Hagai Amir says Rabin assassination was planned two years in advance
Hagai Amir, who helped his brother Yigal Amir plot the
assassination of slain former prime minister Yitzhak Rabin, said Wednesday that
the two were not incited by public figures to carry out the murder, which had
been planned well in advance.
“There is no connection between incitement and Rabin’s
elimination,” Amir wrote on Wednesday night in response to user comments on
Facebook. “That is just a leftist tool for hounding the right wing, which in
its stupidity is going along with it and even bothers to respond to it.

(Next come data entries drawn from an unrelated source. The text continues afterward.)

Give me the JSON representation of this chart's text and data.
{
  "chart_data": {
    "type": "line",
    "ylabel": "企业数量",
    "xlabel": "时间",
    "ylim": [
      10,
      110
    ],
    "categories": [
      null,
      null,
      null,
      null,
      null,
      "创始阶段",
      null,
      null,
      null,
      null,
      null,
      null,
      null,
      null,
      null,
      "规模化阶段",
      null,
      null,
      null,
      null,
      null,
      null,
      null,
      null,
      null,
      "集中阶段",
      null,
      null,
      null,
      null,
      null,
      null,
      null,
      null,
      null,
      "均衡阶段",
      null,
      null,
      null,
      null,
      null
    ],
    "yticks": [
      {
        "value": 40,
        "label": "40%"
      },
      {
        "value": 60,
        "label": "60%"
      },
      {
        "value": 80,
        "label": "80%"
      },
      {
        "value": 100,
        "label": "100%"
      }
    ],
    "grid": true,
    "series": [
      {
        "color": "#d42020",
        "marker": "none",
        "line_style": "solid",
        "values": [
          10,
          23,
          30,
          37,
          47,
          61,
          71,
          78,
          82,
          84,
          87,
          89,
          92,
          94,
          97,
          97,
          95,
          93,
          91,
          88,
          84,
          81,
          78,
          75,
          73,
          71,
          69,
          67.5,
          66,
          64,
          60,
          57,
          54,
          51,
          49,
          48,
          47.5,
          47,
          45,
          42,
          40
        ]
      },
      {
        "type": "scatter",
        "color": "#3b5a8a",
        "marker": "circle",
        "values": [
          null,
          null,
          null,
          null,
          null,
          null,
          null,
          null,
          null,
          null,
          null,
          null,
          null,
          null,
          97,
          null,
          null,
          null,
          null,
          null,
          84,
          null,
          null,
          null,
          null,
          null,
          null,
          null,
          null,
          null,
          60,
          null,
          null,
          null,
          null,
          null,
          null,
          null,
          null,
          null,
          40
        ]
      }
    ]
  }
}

We
decided to eliminate Rabin two years beforehand with the signing of the Oslo
(A) Accords.”
Amir, who two months ago was released from prison after
serving 16 years for his part in the plot, became involved in an online debate
after another Facebook user posted a photograph of graffiti calling for current
Prime Minister Benjamin Netanyahu to “burn.” The user who posted the picture
commented against incitement and warned that the lessons of Rabin’s murder had
not yet been learned.
“The writing is on the wall,” the user wrote.
Amir responded by writing that incitement had nothing to
do with the decision to kill Rabin, but rather it was the signing of the Oslo
Accords that was the motivation. The Oslo Accords, signed in at the White House
in 1993, created the Palestinian Authority and ceded some areas of the West
Bank to Palestinian control.
Following Rabin’s assassination in 1995, a bitter
political and social debate developed in Israel over how much Amir was
influenced by inflammatory comments made by right-wing rabbis and politicians
in the months before the killing.
The Hebrew daily Maariv reported that Amir’s comments
drew responses from other Facebook users, one of whom questioned his use of the
world “elimination,” usually reserved for targeted assassinations of
terrorists, rather than “murder.” Amir responded that “all of Hamas together
has not done as much damage to the Jewish people as Rabin and his helpers.”
Since his release from prison Amir has become an avid
user of the Facebook social networking site. He regularly posts political musings,
poems, and excerpts from a journal he kept during his time behind bars.
Amir has infamously never expressed regret for the 1995
assassination in Tel Aviv. His brother, Yigal, who pulled the trigger, is
serving a lifetime sentence in prison.